2016 yılına kadar, Türkiye’deki çelik üreticisi, ürünlerinin akreditasyon testi için yurt dışına çıkarırken, aradan geçen sürede, 10’un üzerinde ülkeden, onlarca çelik üreticisi test için, Türkiye’ye gelmeye başladı.

Türkiye’nin dünyada ilk ona girdiği az sayıdaki sektörden biri olan çelik sektörü, dünyada gelişmişlik kriterleri arasında gösterilir. 38 milyon tonluk üretiminin 20 milyonunu, 180’den fazla ülkeye ihraç eden ve Avrupa’da Almanya’dan sonra ikinci büyük çelik üreticisi durumundaki Türkiye, 2016 yılına kadar akreditasyon konusunda, yurt dışına bağımlıydı. Bu şu anlama geliyor, Türkiye, iki yıl öncesine kadar ihracat yaptığı çelikte de, ithal ettiği çelikte de, ürünün standartlara uygunluğunu test edebilmek için yurt dışına göndermek zorundaydı.

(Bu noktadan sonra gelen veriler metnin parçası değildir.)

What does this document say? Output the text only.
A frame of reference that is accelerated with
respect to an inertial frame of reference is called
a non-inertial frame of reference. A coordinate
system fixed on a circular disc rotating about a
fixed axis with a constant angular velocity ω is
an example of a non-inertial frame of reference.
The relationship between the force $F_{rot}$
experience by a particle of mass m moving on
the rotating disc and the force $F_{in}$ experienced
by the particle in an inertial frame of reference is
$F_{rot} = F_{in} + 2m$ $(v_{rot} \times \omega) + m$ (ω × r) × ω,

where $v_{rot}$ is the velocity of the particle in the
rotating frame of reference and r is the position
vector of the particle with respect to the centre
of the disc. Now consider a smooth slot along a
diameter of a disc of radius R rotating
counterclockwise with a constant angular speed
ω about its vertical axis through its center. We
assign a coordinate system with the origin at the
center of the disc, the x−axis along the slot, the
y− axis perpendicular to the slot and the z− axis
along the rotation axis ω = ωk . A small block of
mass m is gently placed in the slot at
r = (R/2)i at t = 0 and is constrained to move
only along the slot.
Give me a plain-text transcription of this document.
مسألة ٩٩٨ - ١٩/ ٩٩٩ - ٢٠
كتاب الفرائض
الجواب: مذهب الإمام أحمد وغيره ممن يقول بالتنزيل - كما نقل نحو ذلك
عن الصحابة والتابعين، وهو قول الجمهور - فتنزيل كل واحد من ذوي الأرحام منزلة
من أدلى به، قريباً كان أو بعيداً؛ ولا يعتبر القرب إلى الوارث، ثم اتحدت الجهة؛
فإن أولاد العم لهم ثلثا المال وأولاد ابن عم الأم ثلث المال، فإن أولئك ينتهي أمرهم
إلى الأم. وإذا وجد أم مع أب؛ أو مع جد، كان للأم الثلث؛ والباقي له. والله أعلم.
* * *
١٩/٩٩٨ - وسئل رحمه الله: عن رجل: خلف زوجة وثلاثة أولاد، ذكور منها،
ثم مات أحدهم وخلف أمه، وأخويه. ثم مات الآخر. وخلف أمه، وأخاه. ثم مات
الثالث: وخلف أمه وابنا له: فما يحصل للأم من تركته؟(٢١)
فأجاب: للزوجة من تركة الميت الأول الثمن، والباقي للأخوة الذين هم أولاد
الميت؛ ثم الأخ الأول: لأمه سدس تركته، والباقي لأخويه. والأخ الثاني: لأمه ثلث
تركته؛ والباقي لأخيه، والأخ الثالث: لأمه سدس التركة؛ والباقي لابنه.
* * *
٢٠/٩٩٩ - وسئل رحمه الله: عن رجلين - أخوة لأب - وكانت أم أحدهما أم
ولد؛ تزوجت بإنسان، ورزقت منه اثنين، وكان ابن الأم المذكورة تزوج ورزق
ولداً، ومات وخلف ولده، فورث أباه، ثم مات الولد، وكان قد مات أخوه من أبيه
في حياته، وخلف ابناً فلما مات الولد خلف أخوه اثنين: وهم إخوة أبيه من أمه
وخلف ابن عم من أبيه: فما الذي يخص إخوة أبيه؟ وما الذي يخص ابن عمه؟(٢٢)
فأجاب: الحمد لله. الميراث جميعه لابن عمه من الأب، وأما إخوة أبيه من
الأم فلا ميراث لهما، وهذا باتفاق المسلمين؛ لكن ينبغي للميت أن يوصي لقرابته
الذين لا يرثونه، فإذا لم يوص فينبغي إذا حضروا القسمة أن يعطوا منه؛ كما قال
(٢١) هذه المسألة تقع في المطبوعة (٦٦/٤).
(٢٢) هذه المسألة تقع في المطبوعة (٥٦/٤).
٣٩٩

Bu testlerde, ürünün belli testlerden geçmiş olmasına ve belirli sertifikaları alıp almadığına bakılıyordu. Ve bu testlerle, çelikte, tarife dışı teknik engelleri kaldırmak mümkün olabiliyordu.  Yine ithal edilen çelik ya da kömürün uygunluğu için de aynı teste ihtiyaç duyuluyordu.

MATİL A.Ş NE YAPIYOR?

Çelik İhracatçıları Birliği (ÇİB) bu sorunları ortadan kaldırmak üzere MATİL A.Ş’yi kurdu. Malzeme Test ve İnovasyon Laboratuvarları, anlamına gelen MATİL A.Ş. ayrıca, alüminyum, döküm, havacılık, bakır, savunma sanayi ve enerji alanlarında çalışıyor.

Miktar olarak çelik üretiminde üst sıralarda olan Türkiye, katma değerli çelik üretiminde aynı derecede başarılı değil. MATİL AŞ Genel Müdürü Hüseyin Soykan, Türkiye’de, yüksek katma değerli çelik üretiminden, hiç üretilemeyen çelik türlerinin de üretilir hale gelmesi ilkesiyle hareket ettiklerini belirterek, “Tüm bu sorunlar, Türkiye’nin savunulması noktasına gelince harekete geçtik. Ve tüm bu sorunların çözümünde yol aldık. Bugün, 10’dan fazla ülke akreditasyon testi için bize gelirken, hizmet ihracına başlamış olduk. Sırada katma değeri yüksek çeliğin üretimi var” dedi.